« La gauche française au pouvoir s’est cantonnée en matière économique dans la gestion à court terme et dans la défense (ce qui n’est déjà pas si mal) de ce qui restait de ses valeurs. Convertie à la crédibilité internationale, surnageant dans la vague libérale, elle s’est placée sur le terrain de l’adversaire et s’y est naturellement trouvée progressivement démunie. (…) Plus profondément, les objectifs d’une politique de gauche, à être sans cesse repoussés au-delà des résultats d’une période de rigueur qui ne s’arrête jamais, deviennent illisibles, peu crédibles, voire introuvables » François Hollande et Pierre Moscovici dans L’heure des choix (Odile Jacob)
Après les années folles du sarkozisme, les auteurs de ce petit réquisitoire contre une gauche de gouvernement gagnée aux idées libérales se retrouvent au pouvoir. Pour le MEDEF et pour tous les libéraux, le choc s’annonce rude ; déjà certains des leurs choisissent l’exil afin de protéger ce qu’ils ont de plus cher. Une terrible période se profile pour le capitalisme français.
Et il faut bien reconnaître que les premières mesures fiscales sont d’une violence inouïe : relèvement de la tranche supérieure d’imposition à 45% , imposition exceptionnelle et confiscatoire à hauteur de 75% sur les revenus du travail dépassant un million d’euros ( 2 millions pour un ménage), taxation accrue des stocks-options et des distributions d’actions gratuites, . . .
Le capital serait aux abois ; d’après Laurence Parisot, « certains patrons sont dans un état de semi-panique ». Evidemment, « vouloir aligner la fiscalité du capital sur celle du travail , cela procède d’une profonde erreur de raisonnement économique ».
Heureusement, le Président François Hollande et le gouvernement de Jean-Marc AYRAULT sont à l’écoute des populations patronales et deux évènements récents laissent à penser qu’ils ne sont pas réellement dangereux pour la finance. Nos capitalistes nationaux peuvent espérer continuer à vivre dignement de leur patrimoine et des fruits de leurs placements industriels et financiers. Leur travail de lobbying est efficace et il va probablement encore s’intensifier.
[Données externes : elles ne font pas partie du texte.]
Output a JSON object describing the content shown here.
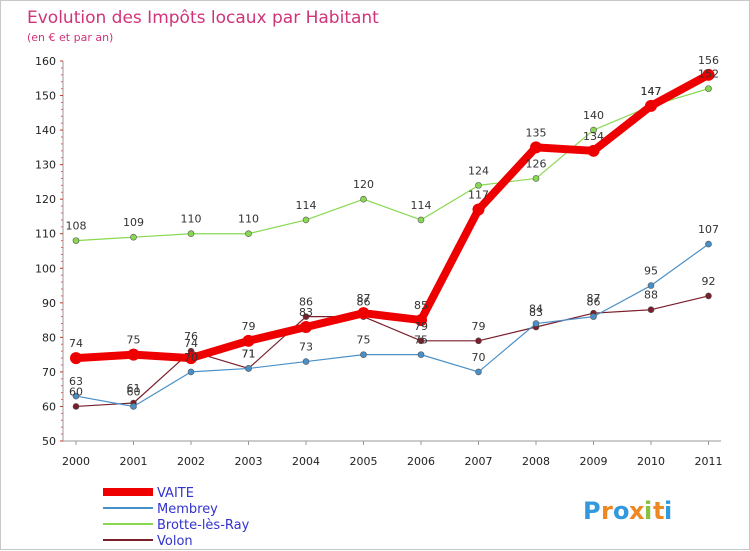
{
  "chart_data": {
    "type": "line",
    "title": "Evolution des Impôts locaux par Habitant",
    "subtitle": "(en € et par an)",
    "xlabel": "",
    "ylabel": "",
    "categories": [
      "2000",
      "2001",
      "2002",
      "2003",
      "2004",
      "2005",
      "2006",
      "2007",
      "2008",
      "2009",
      "2010",
      "2011"
    ],
    "ylim": [
      50,
      160
    ],
    "yticks": [
      50,
      60,
      70,
      80,
      90,
      100,
      110,
      120,
      130,
      140,
      150,
      160
    ],
    "grid": false,
    "legend_position": "bottom-left",
    "series": [
      {
        "name": "VAITE",
        "color": "#ee0000",
        "values": [
          74,
          75,
          74,
          79,
          83,
          87,
          85,
          117,
          135,
          134,
          147,
          156
        ]
      },
      {
        "name": "Membrey",
        "color": "#4a90c8",
        "values": [
          63,
          60,
          70,
          71,
          73,
          75,
          75,
          70,
          84,
          86,
          95,
          107
        ]
      },
      {
        "name": "Brotte-lès-Ray",
        "color": "#88d850",
        "values": [
          108,
          109,
          110,
          110,
          114,
          120,
          114,
          124,
          126,
          140,
          147,
          152
        ]
      },
      {
        "name": "Volon",
        "color": "#7a1e2a",
        "values": [
          60,
          61,
          76,
          71,
          86,
          86,
          79,
          79,
          83,
          87,
          88,
          92
        ]
      }
    ]
  },
  "logo": {
    "text": "Proxiti",
    "letters": [
      "P",
      "r",
      "o",
      "x",
      "i",
      "t",
      "i"
    ],
    "colors": [
      "#3399dd",
      "#ee8822",
      "#3399dd",
      "#ee8822",
      "#88c040",
      "#ee8822",
      "#3399dd"
    ]
  }
}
Le premier signe positif vient d’être adressé aux éléments les plus dynamiques de notre économie. Après avoir fait circuler une pétition sur le net, « les pigeons », ces jeunes entrepreneurs qui redoutaient une augmentation de la taxe sur les plus-values de cessions, ont obtenu gain de cause. Nos précieux volatiles ont crié très fort avant d’avoir mal et le gouvernement a pris peur, prenant conscience de la brutalité de son projet. Cette jeunesse méritante continuera à être récompensée en empochant sans trop de pression fiscale les gains obtenus grâce à la revente de leurs « start-up » (un cadeau du ministère du budget estimé globalement à 750 millions d’euros), c’est bien le moins que l’on pouvait attendre de la part d’un Président qui a fait justement de la jeunesse une priorité de son quinquennat.
Le second signe tout aussi probant et démonstratif concerne l’aéroport de Notre Dame des Landes. Le « nettoyage » de la zone concernée par les futurs travaux a commencé. Les CRS envoyés sur place semblent faire preuve d’une extrême fermeté. Les milieux d’affaires nantais, les entreprises de travaux publics et tous les turbo-cadres de notre économie sont satisfaits.
Il n’était pas tolérable de laisser une bande de fermiers rétrogrades et d’alternatifs attardés continuer à vivre de l’exploitation de terrains agricoles, ni de préserver du business quelques vagues friches d’intérêt écologique, ces richesses là sont méprisables. L’arrêt des expulsions jusqu’à l’épuisement des recours n’est pas respecté et c’est une bonne chose : par les temps qui courent, le gouvernement se doit de montrer l’exemple, il serait vraiment dommageable pour l’ économie que nos patrons se sentent tenus vis-à-vis de leurs « partenaires » par d’éventuels accords.
Soyons optimistes : en ce début d’automne, tout semble rentrer dans l’ordre . . . libéral.